Physico-chemical and electrochemical properties of platinum-tin nanoparticles synthesized by pulsed laser ablation for ethanol oxidation

Mixed Pt-Sn catalysts were prepared by crossed beam pulsed laser deposition. Five catalyst compositions were investigated, namely, Pt100Sn0, Pt90Sn10, Pt75Sn25, Pt50Sn50, and Pt30Sn70. The depositions were performed either under vacuum or in the presence of 2 Torr He. The pressure in the deposition chamber has a strong influence on the surface structure and morphology of the catalytic particles, as determined from scanning electron micrographs (SEM) and atomic force microscopy (AFM). For catalysts prepared under He, X-ray diffraction (XRD) patterns show an expansion of the fcc lattice, indicating that Sri atoms are dissolved in it.

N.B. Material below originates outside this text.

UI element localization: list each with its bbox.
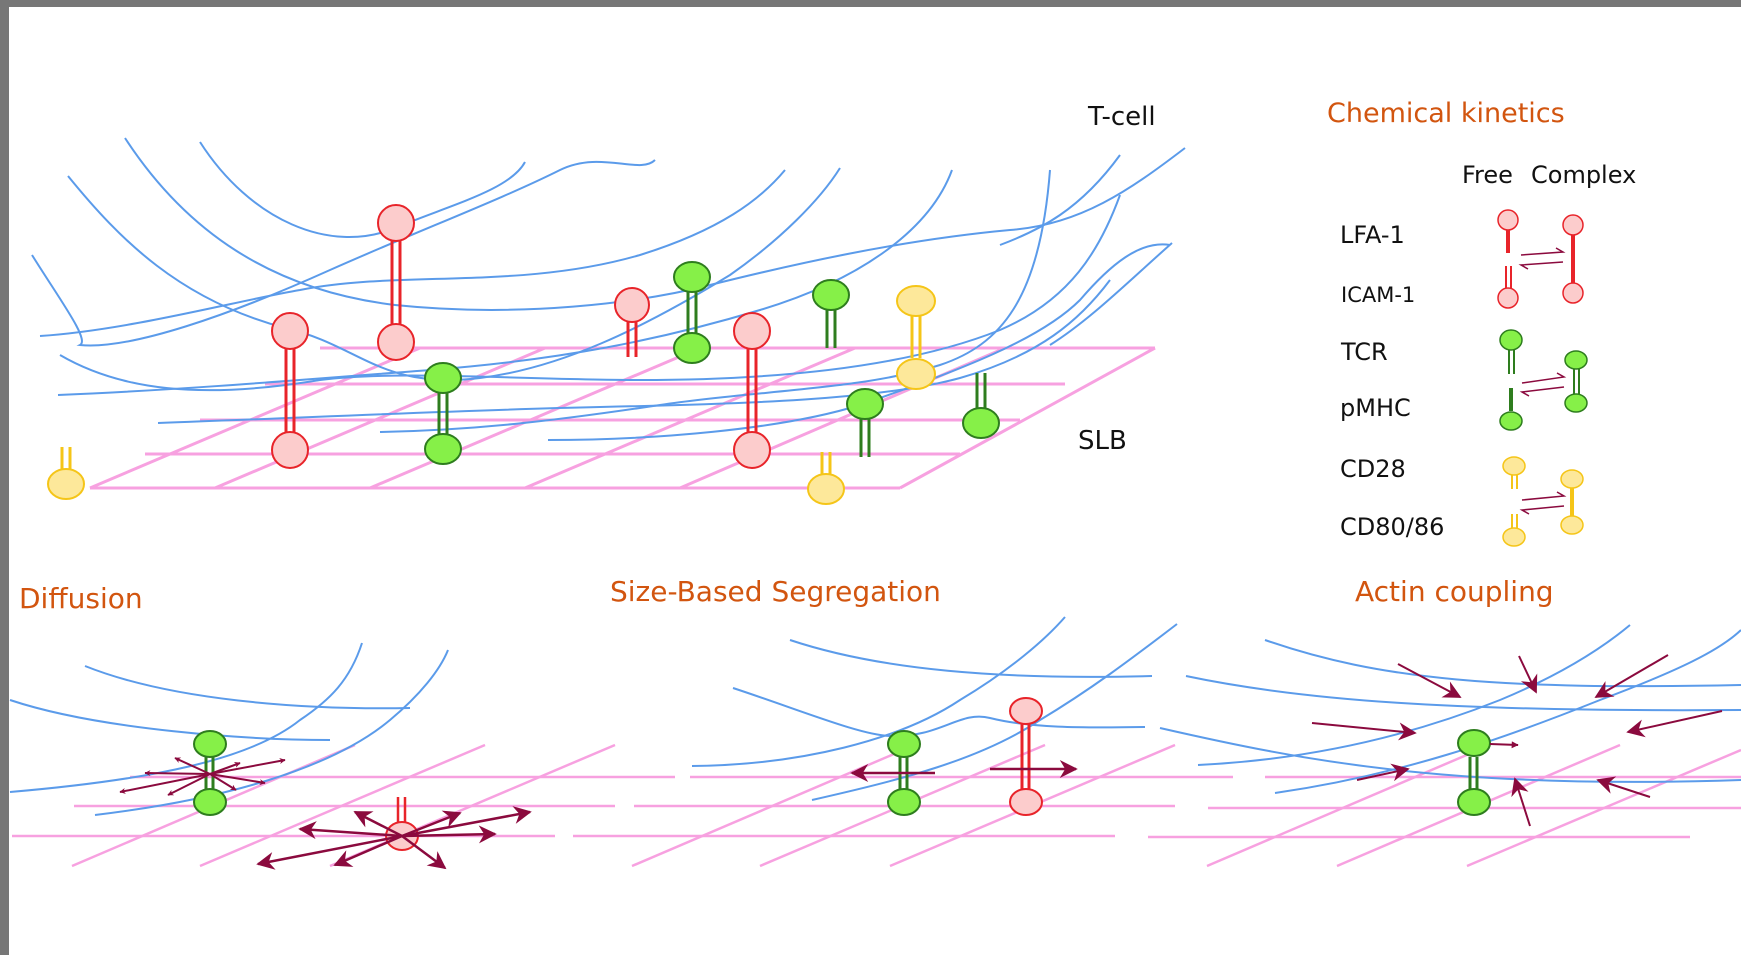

Up to 13 atom % Sn can be dissolved in the Pt fcc structure. In contrast, less than 3 atom % of Sn can be dissolved in Pt when the catalysts are prepared under vacuum. X-ray photoelectron spectroscopy has revealed that the surface composition of PtxSn100-x catalysts prepared under 2 Torr He closely follows the bulk concentration. Catalysts with the same composition prepared under vacuum exhibit a surface enrichment with Pt atoms. In these catalysts, tin is highly oxidized and the mean [O]/[Sn] surface ratio is 2.35. In contrast, tin in catalysts prepared under 2 Torr He is less oxidized and the mean [O]/[Sn] surface ratio is 1.37. Cyclic voltammogram curves reveal that mixing Sri with Pt lowers the onset oxidation potential of ethanol. This effect is more pronounced for catalysts prepared under 2 Torr He, and E-onset = 0.31 V vs RHE is reached for [Pt](bulk) = 75 atom %. Similarly, chronoamperometric measurements conducted at +0.5 V vs RHE also demonstrated that Pt75Sn25 catalyst prepared under 2 Torr He is the most active after I h of electrolysis. The reasons underlying these differences are discussed.